Container lifecycle 

Server containers are not considered ready until the Server process is listening on the configured port, even if the startup methods have returned. Requests will be sent to other containers (or rejected with a 503) until the container is ready. Containers that do not become ready within startup_timeout= seconds will be terminated and marked as failed.

While a Server container is active, Modal will send health checks to verify that its port is still listening. If the container fails too many consecutive health checks, it will be terminated and replaced.

When containers are scaled down, they will stop receiving new requests, but they may continue processing any inflight requests for up to exit_grace_period= seconds. Subsequently, the container will be sent a SIGTERM to gracefully terminate all running processes and run any exit handlers (@modal.exit()). The process termination and exit handlers are given an additional 30s to complete, after which the container will receive a hard SIGKILL signal if it is still running.

Request authentication 

Unlike Web Functions, Servers require authentication headers (Modal-Key, Modal-Secret) in requests by default, and the Server configuration must set unauthenticated=True to accept public web traffic. Without this setting, unauthenticated requests will be denied by Modal’s proxy with a 401 code and will not contribute to autoscaler accounting.

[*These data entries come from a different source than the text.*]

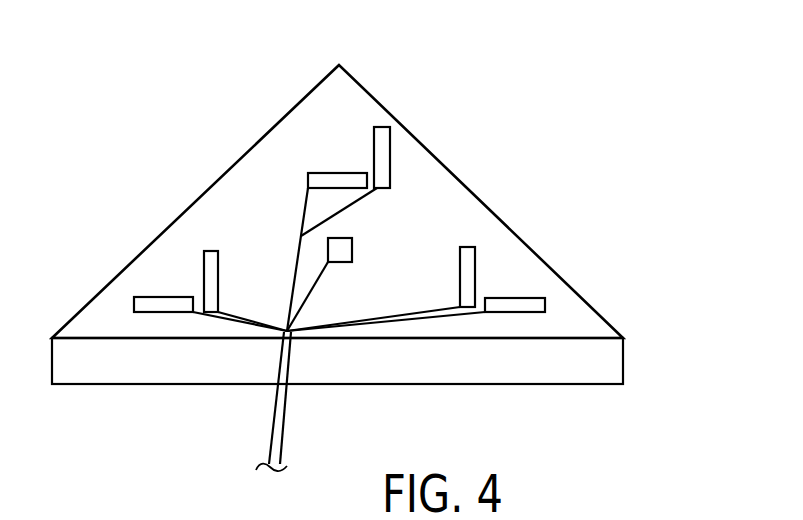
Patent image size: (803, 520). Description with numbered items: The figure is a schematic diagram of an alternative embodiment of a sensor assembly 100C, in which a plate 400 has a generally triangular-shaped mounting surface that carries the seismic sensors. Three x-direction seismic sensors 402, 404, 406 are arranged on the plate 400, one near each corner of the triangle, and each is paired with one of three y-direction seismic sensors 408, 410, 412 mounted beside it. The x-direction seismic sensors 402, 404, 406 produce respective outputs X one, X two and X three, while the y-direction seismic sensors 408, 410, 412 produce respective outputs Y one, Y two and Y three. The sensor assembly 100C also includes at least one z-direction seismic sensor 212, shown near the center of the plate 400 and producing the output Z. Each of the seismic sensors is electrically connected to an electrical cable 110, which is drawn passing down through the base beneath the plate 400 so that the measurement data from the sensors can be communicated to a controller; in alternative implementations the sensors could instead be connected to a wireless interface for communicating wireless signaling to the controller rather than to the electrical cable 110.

The sensor assembly 100C is at (583, 65).
The electrical cable 110 is at (283, 403).
The z-direction seismic sensor 212 is at (352, 244).
The plate 400 is at (485, 204).
The x-direction seismic sensor 402 is at (163, 297).
The x-direction seismic sensor 404 is at (515, 298).
The x-direction seismic sensor 406 is at (308, 173).
The y-direction seismic sensor 408 is at (209, 251).
The y-direction seismic sensor 410 is at (473, 247).
The y-direction seismic sensor 412 is at (389, 127).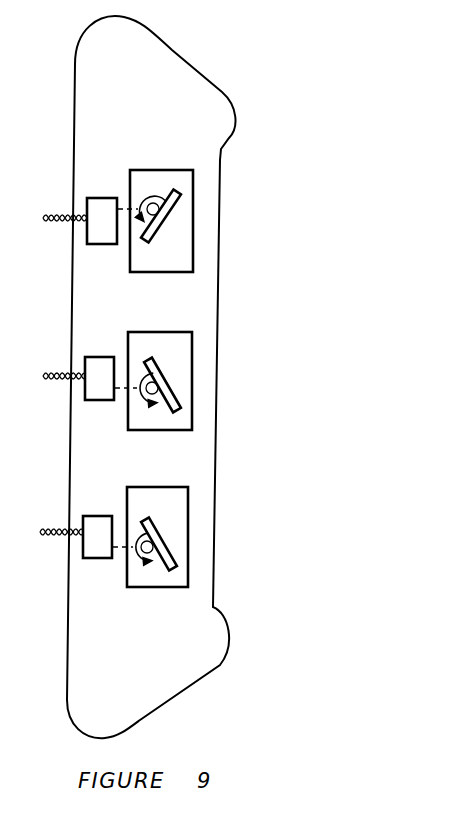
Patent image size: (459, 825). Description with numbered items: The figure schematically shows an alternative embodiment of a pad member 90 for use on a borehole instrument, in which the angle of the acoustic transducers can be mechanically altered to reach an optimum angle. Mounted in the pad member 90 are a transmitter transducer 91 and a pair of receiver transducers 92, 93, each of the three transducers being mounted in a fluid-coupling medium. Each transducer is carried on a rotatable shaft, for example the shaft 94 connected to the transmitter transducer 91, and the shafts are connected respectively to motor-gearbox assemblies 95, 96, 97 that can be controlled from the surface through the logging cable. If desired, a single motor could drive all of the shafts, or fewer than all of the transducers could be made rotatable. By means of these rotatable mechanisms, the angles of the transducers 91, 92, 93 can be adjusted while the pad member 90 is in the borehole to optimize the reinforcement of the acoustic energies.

The pad member 90 is at (183, 56).
The transmitter transducer 91 is at (200, 197).
The receiver transducer 92 is at (158, 378).
The receiver transducer 93 is at (155, 522).
The shaft 94 is at (157, 197).
The motor-gearbox assembly 95 is at (105, 197).
The motor-gearbox assembly 96 is at (104, 357).
The motor-gearbox assembly 97 is at (102, 516).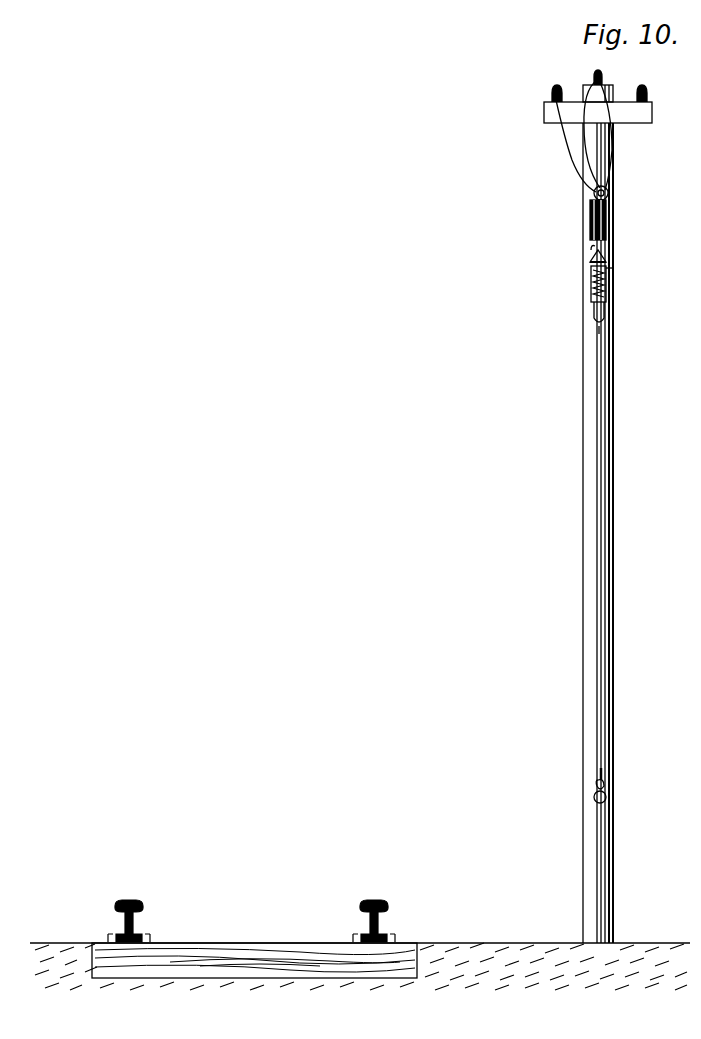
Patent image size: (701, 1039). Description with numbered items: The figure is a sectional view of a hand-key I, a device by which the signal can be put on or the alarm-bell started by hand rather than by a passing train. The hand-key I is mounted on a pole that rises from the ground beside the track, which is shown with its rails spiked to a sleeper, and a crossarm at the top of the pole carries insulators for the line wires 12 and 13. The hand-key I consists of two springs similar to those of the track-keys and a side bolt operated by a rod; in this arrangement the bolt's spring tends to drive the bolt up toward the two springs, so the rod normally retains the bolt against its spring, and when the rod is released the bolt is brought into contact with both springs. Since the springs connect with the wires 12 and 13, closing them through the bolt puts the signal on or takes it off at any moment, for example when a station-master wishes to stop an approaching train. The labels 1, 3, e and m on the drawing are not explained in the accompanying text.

The pole 1 is at (598, 440).
The sleeper 3 is at (358, 955).
The wire 12 is at (601, 129).
The wire 13 is at (574, 138).
The catch e is at (590, 246).
The spring m is at (591, 300).
The hand-key I is at (614, 284).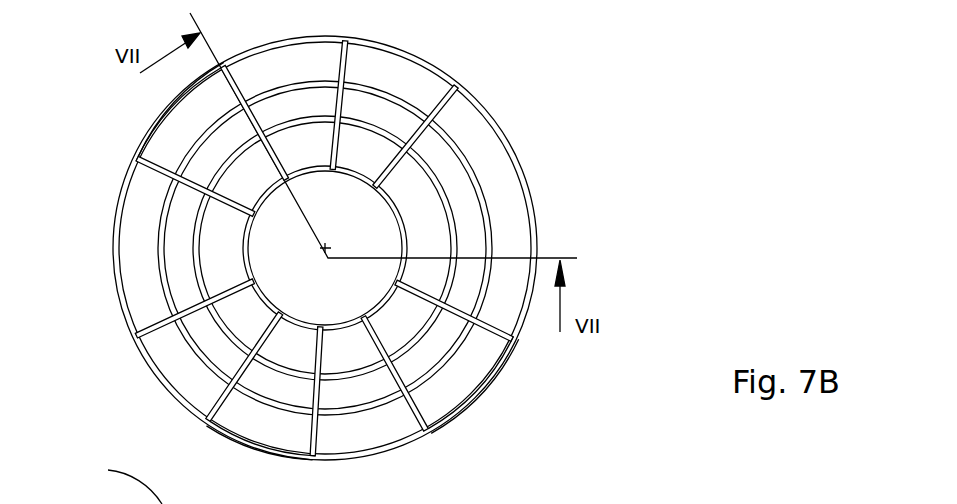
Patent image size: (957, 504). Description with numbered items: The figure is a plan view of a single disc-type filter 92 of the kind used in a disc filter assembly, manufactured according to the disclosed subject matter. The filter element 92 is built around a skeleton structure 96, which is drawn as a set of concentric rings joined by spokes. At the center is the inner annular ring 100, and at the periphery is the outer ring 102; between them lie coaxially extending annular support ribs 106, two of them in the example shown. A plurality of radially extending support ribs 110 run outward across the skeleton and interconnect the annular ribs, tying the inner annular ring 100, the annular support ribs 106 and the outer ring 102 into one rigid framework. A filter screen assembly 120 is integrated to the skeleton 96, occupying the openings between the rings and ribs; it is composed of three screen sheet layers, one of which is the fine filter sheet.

The disc-type filter 92 is at (203, 434).
The skeleton structure 96 is at (132, 175).
The inner annular ring 100 is at (340, 173).
The outer ring 102 is at (513, 152).
The annular support ribs 106 is at (488, 243).
The radially extending support ribs 110 is at (157, 332).
The filter screen assembly 120 is at (258, 418).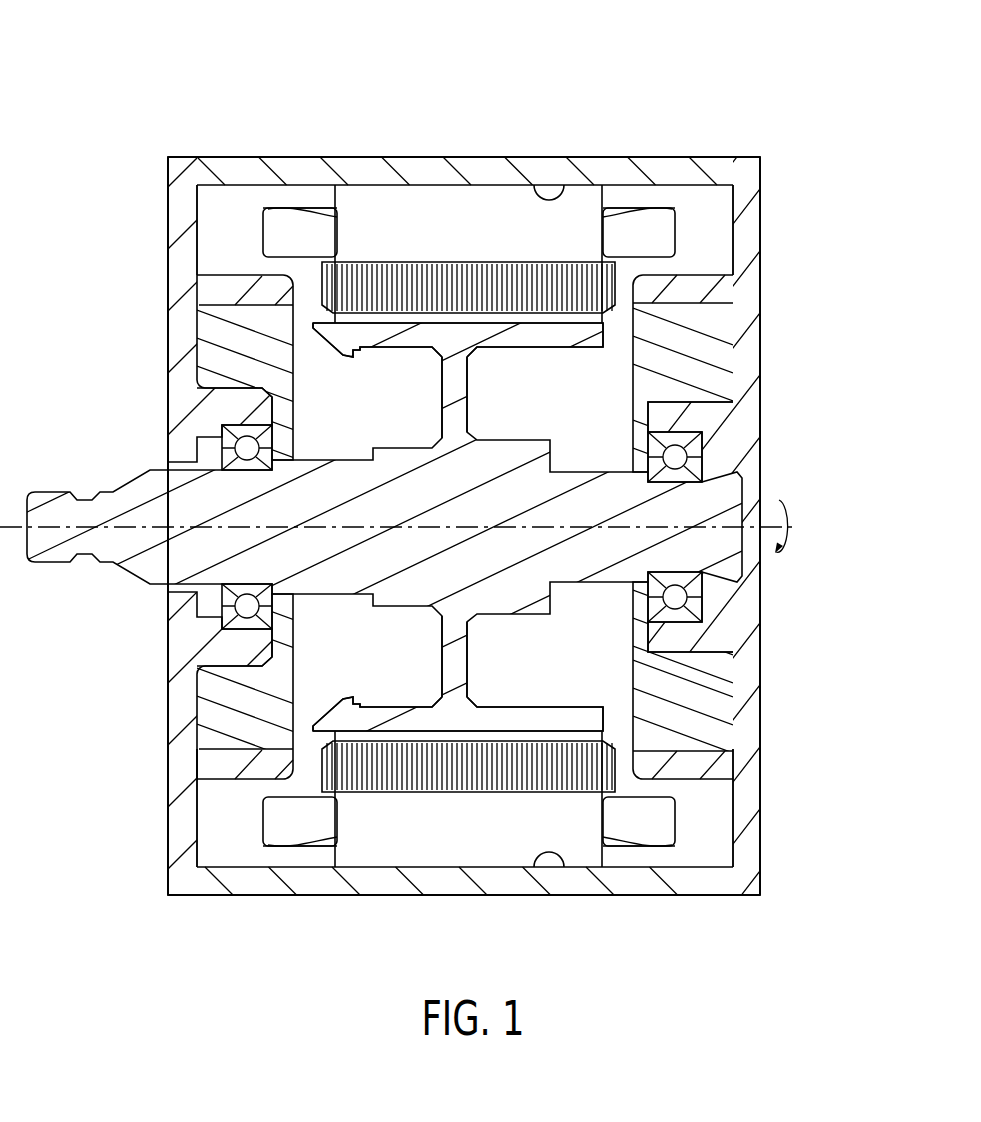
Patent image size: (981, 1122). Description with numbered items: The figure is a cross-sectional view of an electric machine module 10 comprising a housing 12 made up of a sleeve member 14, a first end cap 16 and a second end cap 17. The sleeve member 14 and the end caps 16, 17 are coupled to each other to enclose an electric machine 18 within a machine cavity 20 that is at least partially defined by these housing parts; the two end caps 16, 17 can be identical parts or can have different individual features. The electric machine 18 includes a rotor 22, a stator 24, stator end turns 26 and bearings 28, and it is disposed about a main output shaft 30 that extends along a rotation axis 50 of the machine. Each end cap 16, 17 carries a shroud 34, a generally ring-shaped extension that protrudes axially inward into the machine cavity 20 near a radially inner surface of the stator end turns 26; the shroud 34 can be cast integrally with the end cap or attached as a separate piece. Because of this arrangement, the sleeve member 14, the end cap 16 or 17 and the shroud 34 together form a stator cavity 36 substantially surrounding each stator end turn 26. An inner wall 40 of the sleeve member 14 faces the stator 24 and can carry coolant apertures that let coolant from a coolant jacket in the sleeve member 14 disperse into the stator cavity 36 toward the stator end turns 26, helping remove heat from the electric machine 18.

The electric machine module 10 is at (180, 55).
The housing 12 is at (647, 152).
The sleeve member 14 is at (423, 162).
The first end cap 16 is at (182, 273).
The second end cap 17 is at (744, 237).
The electric machine 18 is at (313, 212).
The machine cavity 20 is at (586, 372).
The rotor 22 is at (512, 268).
The stator 24 is at (370, 210).
The stator end turns 26 is at (277, 208).
The bearings 28 is at (247, 447).
The main output shaft 30 is at (130, 497).
The shroud 34 is at (693, 287).
The stator cavity 36 is at (247, 227).
The inner wall 40 is at (556, 196).
The rotation axis 50 is at (797, 525).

For workspaces with RBAC enabled, the proxy tokens must additionally be scoped to the environment where the Server’s App is deployed. Valid tokens that are not scoped to the relevant environment will be denied with a 403 code.

Request routing 

The Server configuration includes a region specification for the proxy that routes requests to containers (routing_region=). The following routing regions are supported: us-east (default), us-west, eu-west, and ap-south. As a general rule, select the routing region that will be closest to your clients. It’s also possible to constrain container scheduling within the same region using compute_region=, although note that this incurs a cost multiplier.

The routing proxy additionally supports “sticky sessions”. If requests include a Modal-Session-ID header (which can be an arbitrary string), distinct requests that share a session ID will be handled by the same container.

Operational features 

Beyond request queueing, Servers lack several other operational features afforded by the stateful input system used for Modal Functions, and they require the user’s client or server application layer to implement those features when desired. Serialization and deserialization of request data must be handled at the application layer. There are no built-in retries for failed requests (including requests that fail when their container is preempted or crashes). Request timeouts cannot be customized within Modal and must be set by the client or server code.